View Full Version : Retconing lois?
krpto
10-03-2008, 09:20 AM
Lois said something in last nights episode about clark should have known she is allergtic to cats when has this come up at all? I know she is allergic to shelby from her sneezing and near him and her conversation before about her bathing shelby supposed to help with the allergies but when did we find out she's allergic to cats too. Are the writers jut gonna randomly make lois allergic to anything that she doesn't want to write about just so clark can have some stories before he writes with her about superman. Shouldn't lois and clark each be getting thier own stories not just randomly picking what to write about and since when has lois gotten the ability to spell/grammar check clark's stories I thought she couldn't spell and now she proof reading clark's stories.
:confused:
Timester
10-03-2008, 09:37 AM
The word "retconing" is starting to be abused. The fact that was never mentioned before doesn't make it a retconing. Retconing would be if she mentioned in the past that she wasn't alergic to cats.
yaseen101
10-03-2008, 09:44 AM
Right it aren't a retcon, she didn't say she wasn't allergic before AND is it a rule that a person have to be allergic to only one thing in life? It's been some time at the DP so Lois surely have learned to spell well by now, also she just asked him to write that story for her it's not like they will be doing it all the time.
krpto
10-03-2008, 09:45 AM
Okay but you'd think lois being allergic to cats would have been brought up when she was talking about being allergic to shelby the dog as another one of her allergies. That said I was more wondering why lois is spell/grammar checking the future superman's stories when she herself has stated more then once that she cannot spell at all.
Timester
10-03-2008, 09:46 AM
That said I was more wondering why lois is spell/grammar checking the future superman's stories when she herself has stated more then once that she cannot spell at all.
She is being Lois.
She even talks about her article that she gave to Tess being spellchecked.
WickedJenn
10-03-2008, 09:56 AM
This might help some:
When I wrote for my university's paper, we had what were called "desk editors". Staff reporters wrote the stories and then they had to check them with desk editor before it got sent to copy editors. To me, it's very much like Lois is Clark's "desk editor", catching the general stuff before it's sent to copy to be checked more thoroughly. Grammar is not the only thing that's checked in articles either. Example, you ALWAYS, in a news story, say "said" after the person is mentioned. Frex, "the President said." Things like that are imperative to newswriting especially. Lois would know this much for having worked at the DP for a year now. Even the Inquisitor, I'm sure, had some sort of semblance to the AP stylebook that they followed.

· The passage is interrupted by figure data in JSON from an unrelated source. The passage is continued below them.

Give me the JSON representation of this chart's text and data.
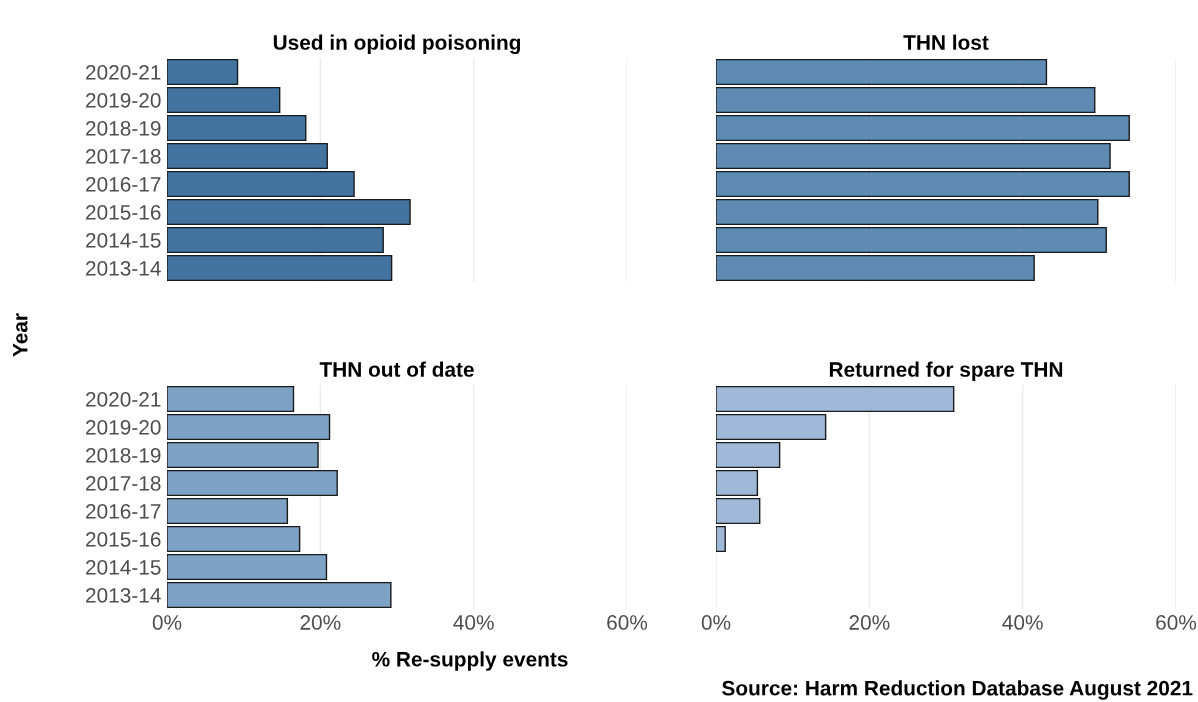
{
  "chart_data": [
    {
      "type": "bar",
      "orientation": "horizontal",
      "title": "Used in opioid poisoning",
      "ylabel": "Year",
      "categories": [
        "2020-21",
        "2019-20",
        "2018-19",
        "2017-18",
        "2016-17",
        "2015-16",
        "2014-15",
        "2013-14"
      ],
      "values": [
        9.2,
        14.7,
        18.1,
        20.9,
        24.4,
        31.7,
        28.2,
        29.3
      ],
      "color": "#43739f",
      "xlim": [
        0,
        60
      ],
      "xticks": [
        {
          "value": 0,
          "label": null
        },
        {
          "value": 20,
          "label": null
        },
        {
          "value": 40,
          "label": null
        },
        {
          "value": 60,
          "label": null
        }
      ],
      "grid": "x",
      "tick_labels": "y"
    },
    {
      "type": "bar",
      "orientation": "horizontal",
      "title": "THN lost",
      "categories": [
        "2020-21",
        "2019-20",
        "2018-19",
        "2017-18",
        "2016-17",
        "2015-16",
        "2014-15",
        "2013-14"
      ],
      "values": [
        43.1,
        49.4,
        53.9,
        51.4,
        53.9,
        49.8,
        50.9,
        41.5
      ],
      "color": "#5f8ab4",
      "xlim": [
        0,
        60
      ],
      "xticks": [
        {
          "value": 0,
          "label": null
        },
        {
          "value": 20,
          "label": null
        },
        {
          "value": 40,
          "label": null
        },
        {
          "value": 60,
          "label": null
        }
      ],
      "grid": "x",
      "tick_labels": false
    },
    {
      "type": "bar",
      "orientation": "horizontal",
      "title": "THN out of date",
      "xlabel": "% Re-supply events",
      "categories": [
        "2020-21",
        "2019-20",
        "2018-19",
        "2017-18",
        "2016-17",
        "2015-16",
        "2014-15",
        "2013-14"
      ],
      "values": [
        16.5,
        21.2,
        19.7,
        22.2,
        15.7,
        17.3,
        20.8,
        29.2
      ],
      "color": "#7ea1c6",
      "xlim": [
        0,
        60
      ],
      "xticks": [
        {
          "value": 0,
          "label": "0%"
        },
        {
          "value": 20,
          "label": "20%"
        },
        {
          "value": 40,
          "label": "40%"
        },
        {
          "value": 60,
          "label": "60%"
        }
      ],
      "grid": "x"
    },
    {
      "type": "bar",
      "orientation": "horizontal",
      "title": "Returned for spare THN",
      "annotations": [
        "Source: Harm Reduction Database August 2021"
      ],
      "categories": [
        "2020-21",
        "2019-20",
        "2018-19",
        "2017-18",
        "2016-17",
        "2015-16",
        "2014-15",
        "2013-14"
      ],
      "values": [
        31.0,
        14.3,
        8.3,
        5.4,
        5.7,
        1.2,
        null,
        null
      ],
      "color": "#a0b8d8",
      "xlim": [
        0,
        60
      ],
      "xticks": [
        {
          "value": 0,
          "label": "0%"
        },
        {
          "value": 20,
          "label": "20%"
        },
        {
          "value": 40,
          "label": "40%"
        },
        {
          "value": 60,
          "label": "60%"
        }
      ],
      "grid": "x",
      "tick_labels": "x"
    }
  ]
}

And I actually did get to choose some of the stories I wrote. I had to propose to the editor why I would write it etc, but usually they let me write it.
Now, I know it's not the exact same as a regular newspaper, but our liason was a seasoned journalist who tried to keep us as close to a real paper as possible.
ETA: I was going to address the allergy thing but Jade beat me to it ;)
Jade4813
10-03-2008, 09:57 AM
Yeah, she never mentioned it before, so this isn't a retcon. And just because they talked about the fact that she's allergic to dogs doesn't mean that she had to go on a litany of what she's allergic to right then. "I"m allergic to dogs...and cats, dust, peanuts, flowers..."
I have a friend who's allergic to wheat, rye, and barley. But a lot of times, when she's talking to people about why she will order something without the bread, she'll just say, "I'm allergic to wheat."
Yeah, she's allergic to other things, too, but right then, the wheat is the pertinent one. And she doesn't want to get into a whole conversation about her condition (which I cannot spell), so she only talks about what's pertinent at the time.